I know a man who has spent this year getting himself in shape. He has taken up self-improvement the way other people take up jogging. In fact, he has taken up jogging the way other people take up dieting, and taken up dieting the way other people take up rest, and taken up rest . . . well, you get the idea.

In an era when every man is an island, this one is striving to be Bermuda. He has improved the value of his personal property with the zeal of a gardener, covering himself with expensive sod from the local men's shop, feeding himself with proper nutrients from the health store, having the hedges around his ears trimmed bi-weekly by an expert in topiary.

He has even tried to renovate his interior design with a library of self-help books.

Nowadays he talks about the land-scaping of his personal space - the number of miles jogged, the inches lost, the psychic paths explored - the way people in Washington talk about Georgetown real estate. Obsessively.

Because of this, his appalled friends have dismissed him as a "New Narcissist" and a Champion of the Me Decathlon.

But I wonder.

It seems to me that there is something too glib about the way we increasingly apply the label of egocentricity to the 1970s and something too chic about judging people like this Island-man as self centered.

Last week I read the Newsweek cover story on Calvin Klein, a man in the business of body decoration who has his wrinkles smoothed with silicone injections; who is building a gym in his office; who had tried Transcendental Meditation and est. I thought that his explaination of all this was a revealing one: "I have this thing about health and the body. After all, in the end, that's all you have."

Perhaps inadvertently he had spoken the motto of the island people - "in the end, that's all you have." Perhaps what we've called a psychological disease, narcissism, is really a social disease, isolation. Maybe this isn't a Me First Decade but a Who Else Decade. Maybe people aren't hedonistically pursuing their own individual whims; maybe they've been reduced to them.

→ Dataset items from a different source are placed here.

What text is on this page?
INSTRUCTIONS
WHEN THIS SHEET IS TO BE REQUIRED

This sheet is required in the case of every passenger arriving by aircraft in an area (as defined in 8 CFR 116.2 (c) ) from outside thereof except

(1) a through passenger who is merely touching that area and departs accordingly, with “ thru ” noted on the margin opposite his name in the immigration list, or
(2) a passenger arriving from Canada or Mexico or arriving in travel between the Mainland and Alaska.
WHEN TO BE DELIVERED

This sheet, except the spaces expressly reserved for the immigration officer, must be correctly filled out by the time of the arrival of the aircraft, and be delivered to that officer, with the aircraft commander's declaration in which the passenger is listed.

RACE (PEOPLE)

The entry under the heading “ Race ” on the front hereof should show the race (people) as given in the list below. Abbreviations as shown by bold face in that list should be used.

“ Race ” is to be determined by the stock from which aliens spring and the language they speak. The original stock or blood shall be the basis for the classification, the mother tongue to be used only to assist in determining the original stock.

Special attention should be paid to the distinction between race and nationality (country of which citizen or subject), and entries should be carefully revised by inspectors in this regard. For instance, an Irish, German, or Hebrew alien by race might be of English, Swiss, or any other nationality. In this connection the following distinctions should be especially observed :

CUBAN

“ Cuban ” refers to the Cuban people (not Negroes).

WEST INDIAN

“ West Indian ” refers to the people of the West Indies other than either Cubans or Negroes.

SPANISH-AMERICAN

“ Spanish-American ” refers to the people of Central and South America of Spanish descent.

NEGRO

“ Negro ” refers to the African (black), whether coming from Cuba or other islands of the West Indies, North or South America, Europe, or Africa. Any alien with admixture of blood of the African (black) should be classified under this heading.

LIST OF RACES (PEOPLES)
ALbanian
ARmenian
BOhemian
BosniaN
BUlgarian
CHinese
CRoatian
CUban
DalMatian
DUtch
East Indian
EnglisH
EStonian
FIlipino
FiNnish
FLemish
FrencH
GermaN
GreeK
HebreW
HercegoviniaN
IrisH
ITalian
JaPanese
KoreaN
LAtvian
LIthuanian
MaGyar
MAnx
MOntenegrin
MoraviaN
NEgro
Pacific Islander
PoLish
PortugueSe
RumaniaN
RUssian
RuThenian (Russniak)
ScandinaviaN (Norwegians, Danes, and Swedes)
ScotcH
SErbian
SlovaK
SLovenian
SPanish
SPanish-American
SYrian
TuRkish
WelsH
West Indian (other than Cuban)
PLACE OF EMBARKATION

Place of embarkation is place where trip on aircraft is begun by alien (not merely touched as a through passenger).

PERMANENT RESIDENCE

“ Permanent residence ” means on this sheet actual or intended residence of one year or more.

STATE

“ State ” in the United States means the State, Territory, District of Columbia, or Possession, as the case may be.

I know very few people who are so in love with their own images that they eventually drown in them. But in a time when caring seems so transient and connections so fragile, commitment so temporary, I know many more who have come to fearfully believe that the only person you take with you throughout your life is yourself - "that all you have" - and so, they have withdrawn to the most inner circle.

The Island-man, like Calvin Klein, is divorced once if you only count the legal bonds, and thrice if you count the times he's moved his record collection on and off of shared stereos. By now, like many others, he thinks of marriage as a divorce opportunity, and loss as the finale to any love story.

If there was one thing that struck a terrible core of truth for him and for others in "An Unmarried Woman," it was the stunning fragility of that "solid" marriage. The movie was believable only because we have seen, all around us, those who invest their years in another person and find themselves suddenly bankrupt.

Today, the emotional-commitment market looks like the 1929 stock market. The Self is the 1978 Real Estate.

So, people spend much time glorifying aloneness and denying loneliness, trying to make a fulfilling activity out of solitude and choice out of a condition. But a wonder if what looks like selfishness even self-indulgence, from the outside feels like compensation from the inside.

Maybe it isn't egocentrism that's the national ill, but this loneliness and the pervasive sense of impermanence. We haven't chosen this fear. We've caught it like a virus in a splintered society.

It is possible that this man, too, is an island by default - another member of our Outward Bound who has become, in defense, a fearful caretaker of his only acre, grooming and landscaping. And isolated.